Microphone shock mounts are simple little devices that serve a handful of important purposes such as decoupling microphones from stands and providing a safety net if the worst should happen in the event of a stand toppling over. There are some great shock mounts out there, some bad. What shock mounts do you use and why? What makes a good shock mount and what make a bad one?
Also known as cradles, microphone shock mounts serve three main purposes:
- To hold and secure microphones
- To decouple microphones from stands. This stops vibrations, such as toe-tapping, transmitting from microphone stands into microphone diaphragms
- To help protect a microphone if the stand falls over
AKG H85 Shockmount
Microphone shock mounts are fairly simple devices, why then is the H85 shock mount by AKG so rubbish when the mic is so iconic?
The H85 comes bundled in with a range of AKG microphones, including the mighty C414 microphone, of which I own three.
Unlike my colleague James Ivey, I absolutely adore the C414. Each of my 414s came with an H85 cradle, sadly I only have one H85 left out of the three as the other two have snapped in half over the years.
I've always felt a little hard done by with the H85 cradles as, let's be honest, AKG C414 microphones are not what I consider to be cheap mics. The entry-level C414 starts at around £600. These days microphones that cost considerably less usually come with much better shock mounts built from better materials and are weightier and stronger.
The H85 is plastic fantastic and is flimsy at best. The arm (the section between the cradle and the hinge) is a sacrificial plastic S shape which snaps with little persuasion if the shock mount so much as comes in contact with any hard surface at low impact. If you did decide to replace a broken H85 cradle with a new one you will need to spend another £45 each time it breaks. I can't recommend you do that.
sE Electronics Isolation Pack
A far better microphone shock mount, that costs a little less money than the AKG H85, is by sE Electronics called the sE Electronics Isolation Pack.
If you shop around online you will find these for under £40, which is great value for money considering it also comes with a metal pop filter that slides into the front of the cradle.

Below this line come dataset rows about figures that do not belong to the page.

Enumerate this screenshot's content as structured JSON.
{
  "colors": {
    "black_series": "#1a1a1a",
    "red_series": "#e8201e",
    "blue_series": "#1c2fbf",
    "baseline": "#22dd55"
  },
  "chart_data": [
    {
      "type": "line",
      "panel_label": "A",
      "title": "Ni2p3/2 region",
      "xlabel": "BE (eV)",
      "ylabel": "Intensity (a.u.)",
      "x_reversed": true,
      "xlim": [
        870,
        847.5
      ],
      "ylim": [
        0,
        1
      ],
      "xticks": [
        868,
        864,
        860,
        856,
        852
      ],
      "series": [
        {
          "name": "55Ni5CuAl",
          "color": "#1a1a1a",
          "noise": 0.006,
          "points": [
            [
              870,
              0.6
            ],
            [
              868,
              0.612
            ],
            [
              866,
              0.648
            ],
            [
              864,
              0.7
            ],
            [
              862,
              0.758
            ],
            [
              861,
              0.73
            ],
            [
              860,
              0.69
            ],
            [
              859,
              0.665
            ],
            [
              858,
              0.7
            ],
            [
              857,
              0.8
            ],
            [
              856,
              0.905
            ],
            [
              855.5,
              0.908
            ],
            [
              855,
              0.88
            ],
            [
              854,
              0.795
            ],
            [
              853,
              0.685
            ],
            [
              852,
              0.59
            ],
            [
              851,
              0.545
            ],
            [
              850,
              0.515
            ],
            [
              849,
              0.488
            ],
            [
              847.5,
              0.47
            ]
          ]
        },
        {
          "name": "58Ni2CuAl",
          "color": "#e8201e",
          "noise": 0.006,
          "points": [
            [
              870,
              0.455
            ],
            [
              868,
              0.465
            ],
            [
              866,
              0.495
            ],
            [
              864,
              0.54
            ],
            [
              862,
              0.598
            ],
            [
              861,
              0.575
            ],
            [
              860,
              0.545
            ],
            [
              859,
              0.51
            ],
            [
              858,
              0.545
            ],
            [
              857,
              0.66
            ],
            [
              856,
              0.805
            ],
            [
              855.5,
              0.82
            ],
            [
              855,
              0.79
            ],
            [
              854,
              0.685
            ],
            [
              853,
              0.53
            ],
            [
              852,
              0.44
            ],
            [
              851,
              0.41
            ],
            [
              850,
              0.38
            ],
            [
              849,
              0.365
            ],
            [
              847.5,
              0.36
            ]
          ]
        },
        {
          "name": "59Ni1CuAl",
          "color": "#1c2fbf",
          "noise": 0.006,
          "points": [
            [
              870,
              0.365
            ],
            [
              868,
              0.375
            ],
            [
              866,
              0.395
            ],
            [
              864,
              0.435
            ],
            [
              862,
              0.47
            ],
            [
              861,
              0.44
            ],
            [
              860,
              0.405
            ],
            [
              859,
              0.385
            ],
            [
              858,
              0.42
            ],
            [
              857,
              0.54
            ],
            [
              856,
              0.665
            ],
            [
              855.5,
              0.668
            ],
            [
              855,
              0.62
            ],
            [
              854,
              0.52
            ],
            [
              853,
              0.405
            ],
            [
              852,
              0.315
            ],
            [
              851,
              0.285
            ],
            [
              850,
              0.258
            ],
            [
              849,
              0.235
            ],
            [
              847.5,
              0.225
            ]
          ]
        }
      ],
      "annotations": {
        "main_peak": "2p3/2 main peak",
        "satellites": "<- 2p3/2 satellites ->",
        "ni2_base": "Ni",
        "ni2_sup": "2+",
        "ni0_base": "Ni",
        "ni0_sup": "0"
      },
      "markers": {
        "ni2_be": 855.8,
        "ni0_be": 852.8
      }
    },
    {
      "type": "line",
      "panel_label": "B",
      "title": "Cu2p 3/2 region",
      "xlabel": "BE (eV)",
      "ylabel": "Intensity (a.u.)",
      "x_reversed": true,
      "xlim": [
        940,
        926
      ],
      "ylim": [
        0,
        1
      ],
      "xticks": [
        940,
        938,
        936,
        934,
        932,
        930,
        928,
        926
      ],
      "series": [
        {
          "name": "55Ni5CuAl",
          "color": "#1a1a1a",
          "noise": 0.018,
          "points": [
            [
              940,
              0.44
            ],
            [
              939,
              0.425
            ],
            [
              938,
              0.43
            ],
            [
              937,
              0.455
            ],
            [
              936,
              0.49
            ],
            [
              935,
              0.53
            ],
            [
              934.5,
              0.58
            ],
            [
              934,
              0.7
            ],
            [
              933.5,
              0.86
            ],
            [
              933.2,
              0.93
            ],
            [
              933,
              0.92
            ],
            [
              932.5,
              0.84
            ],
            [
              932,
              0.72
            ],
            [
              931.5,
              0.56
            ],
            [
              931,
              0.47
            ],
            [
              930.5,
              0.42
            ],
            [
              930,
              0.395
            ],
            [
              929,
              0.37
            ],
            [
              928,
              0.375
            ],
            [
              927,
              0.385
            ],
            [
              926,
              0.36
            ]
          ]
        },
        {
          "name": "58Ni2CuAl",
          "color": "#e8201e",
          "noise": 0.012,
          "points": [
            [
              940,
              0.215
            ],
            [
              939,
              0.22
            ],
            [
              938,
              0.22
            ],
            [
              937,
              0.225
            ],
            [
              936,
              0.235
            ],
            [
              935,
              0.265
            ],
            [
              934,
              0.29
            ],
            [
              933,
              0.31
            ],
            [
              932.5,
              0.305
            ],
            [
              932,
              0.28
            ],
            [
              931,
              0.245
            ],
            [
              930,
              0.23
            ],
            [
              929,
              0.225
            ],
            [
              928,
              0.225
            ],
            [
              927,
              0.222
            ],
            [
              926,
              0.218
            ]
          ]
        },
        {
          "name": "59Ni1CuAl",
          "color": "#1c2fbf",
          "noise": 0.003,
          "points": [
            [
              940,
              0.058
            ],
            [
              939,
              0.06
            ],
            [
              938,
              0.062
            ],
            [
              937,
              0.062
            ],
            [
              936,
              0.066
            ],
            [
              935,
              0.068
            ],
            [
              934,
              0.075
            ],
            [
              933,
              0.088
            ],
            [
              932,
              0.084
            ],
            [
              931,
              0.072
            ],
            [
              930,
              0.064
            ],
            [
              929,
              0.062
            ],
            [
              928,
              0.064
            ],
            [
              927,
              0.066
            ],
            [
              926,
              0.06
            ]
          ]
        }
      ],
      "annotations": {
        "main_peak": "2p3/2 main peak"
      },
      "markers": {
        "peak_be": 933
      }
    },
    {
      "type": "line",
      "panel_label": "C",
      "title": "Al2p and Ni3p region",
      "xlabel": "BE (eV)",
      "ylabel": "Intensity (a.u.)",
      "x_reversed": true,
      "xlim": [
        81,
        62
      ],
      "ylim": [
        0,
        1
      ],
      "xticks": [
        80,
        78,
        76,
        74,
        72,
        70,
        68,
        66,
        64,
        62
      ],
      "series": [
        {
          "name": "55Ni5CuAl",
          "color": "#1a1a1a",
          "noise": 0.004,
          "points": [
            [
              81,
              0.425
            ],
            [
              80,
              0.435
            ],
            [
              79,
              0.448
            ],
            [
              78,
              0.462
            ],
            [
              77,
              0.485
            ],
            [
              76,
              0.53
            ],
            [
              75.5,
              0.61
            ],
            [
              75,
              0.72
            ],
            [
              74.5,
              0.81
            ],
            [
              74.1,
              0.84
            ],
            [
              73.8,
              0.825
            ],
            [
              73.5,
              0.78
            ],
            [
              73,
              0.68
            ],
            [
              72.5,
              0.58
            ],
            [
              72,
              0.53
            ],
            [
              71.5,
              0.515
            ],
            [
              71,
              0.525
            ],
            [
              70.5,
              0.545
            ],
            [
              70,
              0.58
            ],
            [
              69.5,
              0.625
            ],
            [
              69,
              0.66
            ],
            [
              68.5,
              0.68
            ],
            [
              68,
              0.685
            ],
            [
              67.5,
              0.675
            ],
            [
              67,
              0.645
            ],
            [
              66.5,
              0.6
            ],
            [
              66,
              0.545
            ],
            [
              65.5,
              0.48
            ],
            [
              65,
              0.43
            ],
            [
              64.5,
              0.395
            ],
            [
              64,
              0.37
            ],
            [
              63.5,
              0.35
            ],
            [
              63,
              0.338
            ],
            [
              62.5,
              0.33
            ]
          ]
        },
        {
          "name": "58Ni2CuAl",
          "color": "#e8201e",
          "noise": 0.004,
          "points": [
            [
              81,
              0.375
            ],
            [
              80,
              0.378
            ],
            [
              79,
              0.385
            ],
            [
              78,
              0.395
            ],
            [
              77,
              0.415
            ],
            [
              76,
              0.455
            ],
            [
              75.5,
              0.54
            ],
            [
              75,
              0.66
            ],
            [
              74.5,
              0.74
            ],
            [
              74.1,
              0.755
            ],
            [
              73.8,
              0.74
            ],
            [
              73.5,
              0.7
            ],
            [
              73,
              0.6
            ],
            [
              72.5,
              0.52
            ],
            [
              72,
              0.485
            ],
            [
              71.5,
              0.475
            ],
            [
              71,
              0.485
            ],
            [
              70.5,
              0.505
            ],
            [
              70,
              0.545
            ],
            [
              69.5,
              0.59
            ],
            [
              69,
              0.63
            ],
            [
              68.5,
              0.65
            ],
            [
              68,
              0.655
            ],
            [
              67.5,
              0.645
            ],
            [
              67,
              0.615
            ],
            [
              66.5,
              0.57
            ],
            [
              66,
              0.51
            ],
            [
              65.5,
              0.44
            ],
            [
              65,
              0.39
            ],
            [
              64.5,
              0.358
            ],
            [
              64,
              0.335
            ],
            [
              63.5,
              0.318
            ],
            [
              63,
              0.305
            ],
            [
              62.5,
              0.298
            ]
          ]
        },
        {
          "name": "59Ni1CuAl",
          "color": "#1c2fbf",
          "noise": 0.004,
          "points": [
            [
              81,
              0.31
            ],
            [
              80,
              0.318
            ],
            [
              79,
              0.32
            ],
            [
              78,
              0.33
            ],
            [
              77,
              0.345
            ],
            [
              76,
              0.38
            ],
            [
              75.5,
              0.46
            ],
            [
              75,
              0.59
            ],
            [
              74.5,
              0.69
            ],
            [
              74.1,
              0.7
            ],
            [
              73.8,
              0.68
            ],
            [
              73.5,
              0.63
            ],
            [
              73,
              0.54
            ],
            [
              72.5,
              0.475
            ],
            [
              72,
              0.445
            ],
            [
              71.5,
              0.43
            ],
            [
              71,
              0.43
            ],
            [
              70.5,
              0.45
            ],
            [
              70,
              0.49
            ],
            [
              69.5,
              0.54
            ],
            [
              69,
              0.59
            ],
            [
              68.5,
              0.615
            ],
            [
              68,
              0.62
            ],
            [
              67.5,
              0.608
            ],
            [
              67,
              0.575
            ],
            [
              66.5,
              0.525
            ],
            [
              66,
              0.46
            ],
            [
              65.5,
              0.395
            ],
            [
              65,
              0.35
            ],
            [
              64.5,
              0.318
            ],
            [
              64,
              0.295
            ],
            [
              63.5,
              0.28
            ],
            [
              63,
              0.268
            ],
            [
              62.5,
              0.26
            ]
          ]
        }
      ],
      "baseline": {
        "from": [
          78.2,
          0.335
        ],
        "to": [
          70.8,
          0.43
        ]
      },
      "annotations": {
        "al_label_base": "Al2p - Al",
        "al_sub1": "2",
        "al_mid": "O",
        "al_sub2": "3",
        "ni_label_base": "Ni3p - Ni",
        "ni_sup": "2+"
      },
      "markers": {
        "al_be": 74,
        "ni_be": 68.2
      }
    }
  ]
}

I own two of these SE shock mounts, they are strong, rugged and have not let me down so far.
Microphone Guru James Ivey has also chipped in with a couple of good alternatives...
Some More Of The Better Shock Mounts
To go to the other extreme I would like to add some of the better microphone shock mounts I have discovered in my reviews and travels across the length and breadth of the microphone world as some companies are really getting it right.
Below you can see the Audio Technica shock mount for the 50 series studio microphones. In my opinion, this is a thing of beauty both to use and to look at. The action of fitting the mic into the shock mount and the final click at the mic is sat in place is just gorgeous. I would trust a mic of value (as the 50 series are) to this shock mount.
You can check out my full review of the Audio Technica AT5047 which features the 50 series shock mount in the video below.
So Audio Technica are one of the "big boys" they can afford to get it right, right? But, the little guys can also get it right.
The team (both of them) at Vanguard Audio Labs have done a cracking job on the shock mount for their V13 and V44S mics and you can check out the video for the V13 below. Having spoken to Vanguard at events like NAMM I know they take every aspect of their design and construction very seriously and this shows in their completely original shock mount.
What microphone shock mounts do you use and recommend?